The resort where the wedding took place provided, bar none, the single most indulgent, exquisite poolside lounging experience of my life. When the staff sated me with homemade fruit popsicles, dabbed at my temples with a cold, lemon-scented towel, and then personally sprayed me down with cooling oxygen mist (I know!) I nearly died. I was torn between the liberal guilt of enjoying such luxuries and thinking hm, maybe I should turn Republican, master Wall Street, screw the poor, vote to dismantle social security, and come here like, every week for the rest of my life.
If you ever have a chance to save half your yearly income and stay at one of the top hotels of the world I highly, highly recommend it. If you ever have the chance to sell one of your children and do the same, I also recommend it.
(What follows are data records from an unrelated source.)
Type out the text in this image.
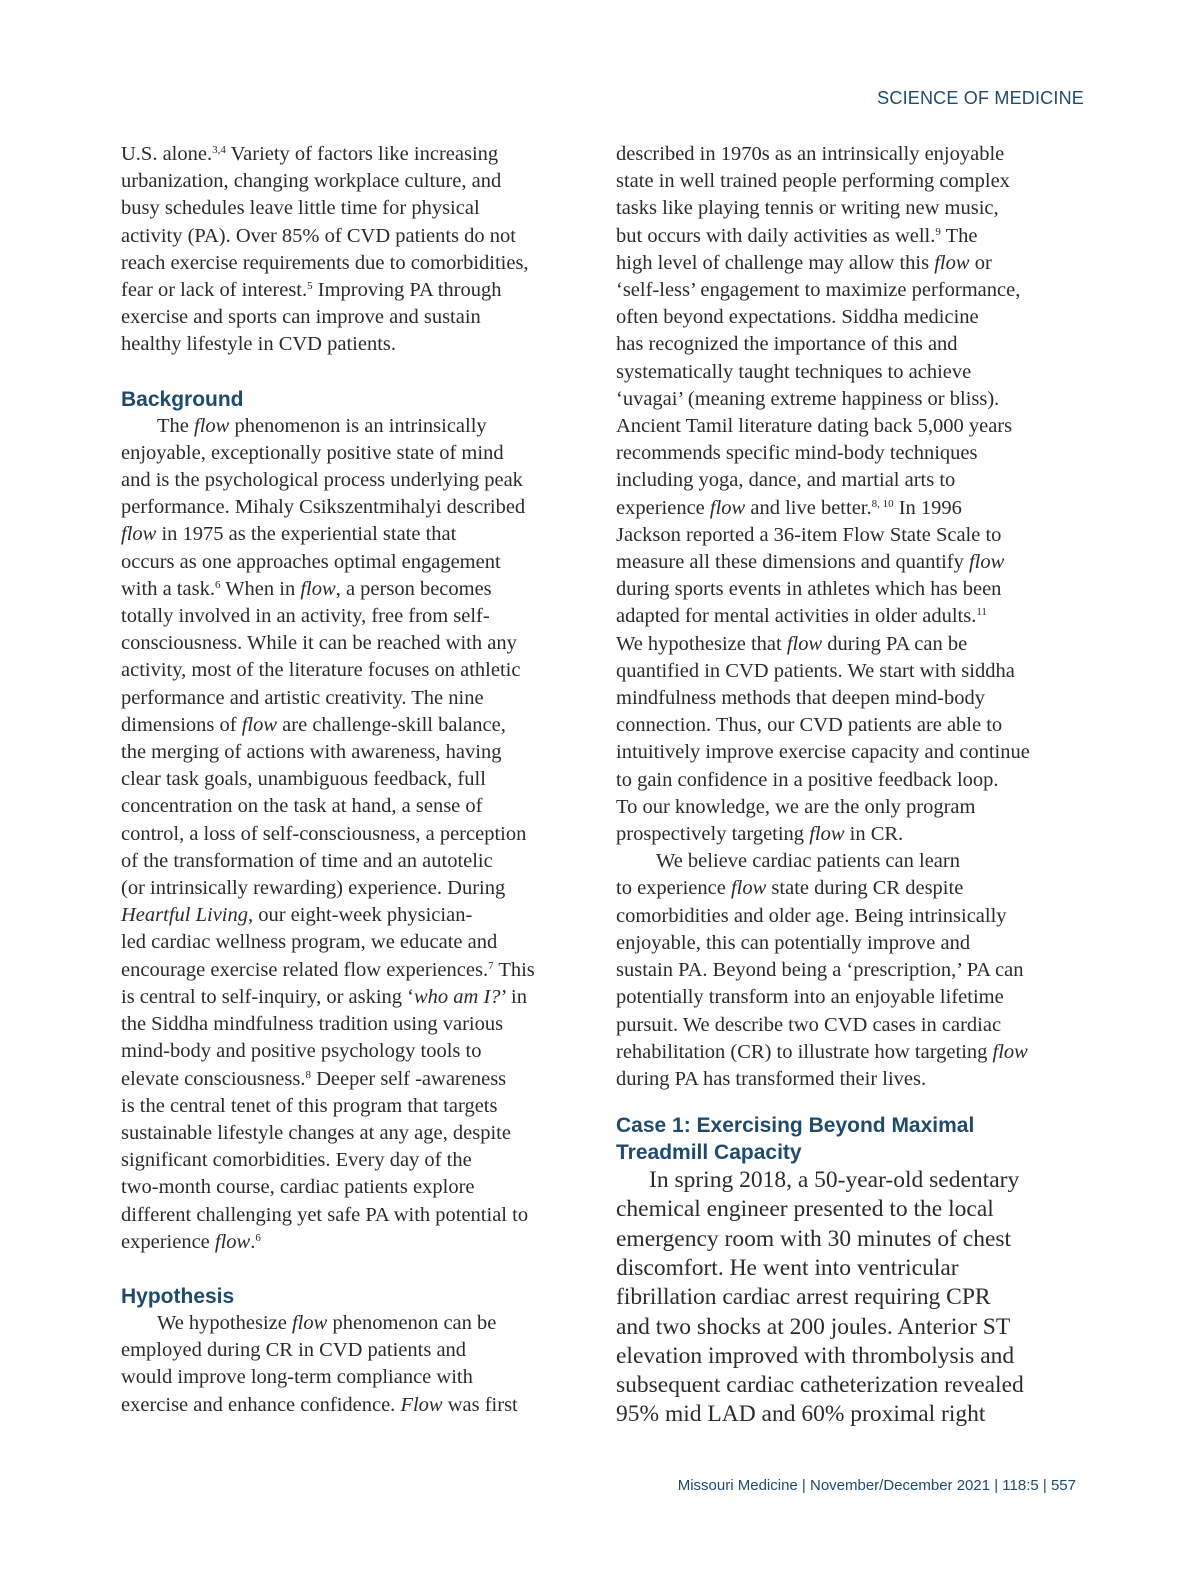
SCIENCE OF MEDICINE
U.S. alone.$^{3,4}$ Variety of factors like increasing
urbanization, changing workplace culture, and
busy schedules leave little time for physical
activity (PA). Over 85% of CVD patients do not
reach exercise requirements due to comorbidities,
fear or lack of interest.$^5$ Improving PA through
exercise and sports can improve and sustain
healthy lifestyle in CVD patients.
Background
The flow phenomenon is an intrinsically
enjoyable, exceptionally positive state of mind
and is the psychological process underlying peak
performance. Mihaly Csikszentmihalyi described
flow in 1975 as the experiential state that
occurs as one approaches optimal engagement
with a task.$^6$ When in flow, a person becomes
totally involved in an activity, free from self-
consciousness. While it can be reached with any
activity, most of the literature focuses on athletic
performance and artistic creativity. The nine
dimensions of flow are challenge-skill balance,
the merging of actions with awareness, having
clear task goals, unambiguous feedback, full
concentration on the task at hand, a sense of
control, a loss of self-consciousness, a perception
of the transformation of time and an autotelic
(or intrinsically rewarding) experience. During
Heartful Living, our eight-week physician-
led cardiac wellness program, we educate and
encourage exercise related flow experiences.$^7$ This
is central to self-inquiry, or asking ‘who am I?’ in
the Siddha mindfulness tradition using various
mind-body and positive psychology tools to
elevate consciousness.$^8$ Deeper self -awareness
is the central tenet of this program that targets
sustainable lifestyle changes at any age, despite
significant comorbidities. Every day of the
two-month course, cardiac patients explore
different challenging yet safe PA with potential to
experience flow.$^6$
Hypothesis
We hypothesize flow phenomenon can be
employed during CR in CVD patients and
would improve long-term compliance with
exercise and enhance confidence. Flow was first
described in 1970s as an intrinsically enjoyable
state in well trained people performing complex
tasks like playing tennis or writing new music,
but occurs with daily activities as well.$^9$ The
high level of challenge may allow this flow or
‘self-less’ engagement to maximize performance,
often beyond expectations. Siddha medicine
has recognized the importance of this and
systematically taught techniques to achieve
‘uvagai’ (meaning extreme happiness or bliss).
Ancient Tamil literature dating back 5,000 years
recommends specific mind-body techniques
including yoga, dance, and martial arts to
experience flow and live better.$^{8, 10}$ In 1996
Jackson reported a 36-item Flow State Scale to
measure all these dimensions and quantify flow
during sports events in athletes which has been
adapted for mental activities in older adults.$^{11}$
We hypothesize that flow during PA can be
quantified in CVD patients. We start with siddha
mindfulness methods that deepen mind-body
connection. Thus, our CVD patients are able to
intuitively improve exercise capacity and continue
to gain confidence in a positive feedback loop.
To our knowledge, we are the only program
prospectively targeting flow in CR.
We believe cardiac patients can learn
to experience flow state during CR despite
comorbidities and older age. Being intrinsically
enjoyable, this can potentially improve and
sustain PA. Beyond being a ‘prescription,’ PA can
potentially transform into an enjoyable lifetime
pursuit. We describe two CVD cases in cardiac
rehabilitation (CR) to illustrate how targeting flow
during PA has transformed their lives.
Case 1: Exercising Beyond Maximal
Treadmill Capacity
In spring 2018, a 50-year-old sedentary
chemical engineer presented to the local
emergency room with 30 minutes of chest
discomfort. He went into ventricular
fibrillation cardiac arrest requiring CPR
and two shocks at 200 joules. Anterior ST
elevation improved with thrombolysis and
subsequent cardiac catheterization revealed
95% mid LAD and 60% proximal right
Missouri Medicine | November/December 2021 | 118:5 | 557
Me, I just slummed it at the Hilton and crashed the fancy place.
Considering everything I saw and drank and ate over 4 days, the images that are most vivid in my mind are still those of the wedding:
A candle lit at the beachside ceremony for grandparents no longer with us.
A brother nervously preparing a best man speech and asking for the proper pronunciation of “fortuitous.”
Three adult siblings in an impenetrable group hug, consumed by emotion at the youngest giving away her son.
A beaming 89 year-old great-grandmother hoisted above a crowd in a chair for a hora which would soon segue into a traditional Indian dance.
A table of six cousins crying with laughter into their cocktails, hardly able to relay to the spouses the childhood stories of “shows” performed at family reunions.
Two beautiful sisters toasting a stunning bride without a hint of ill will or envy.
And then it dawned on me as the sun grew higher in the sky, casting shadows across the water from the early morning flights of the seabirds – this is what it’s all about. This is the reasons for the stretch marks, the leaking boobs, the sleepless nights turned to bedtime debates, the bottle battles, the preschool anxiety, the Elmo. This family business, this inarticulable experience of connecting and belonging to something far greater than ourselves, this is why we do it. This is what we’re all here for.
In 20 or 30 years, it will be my girls hugging at a wedding, toasting their cousins, laughing about childhood, rolling their eyes as their parents and aunts and uncles dare to do the Hokey Pokey on the dance floor. And those moments will live longer than I do. Longer than even they do.
Thank you, sunrise. For the light. But also for the clarity.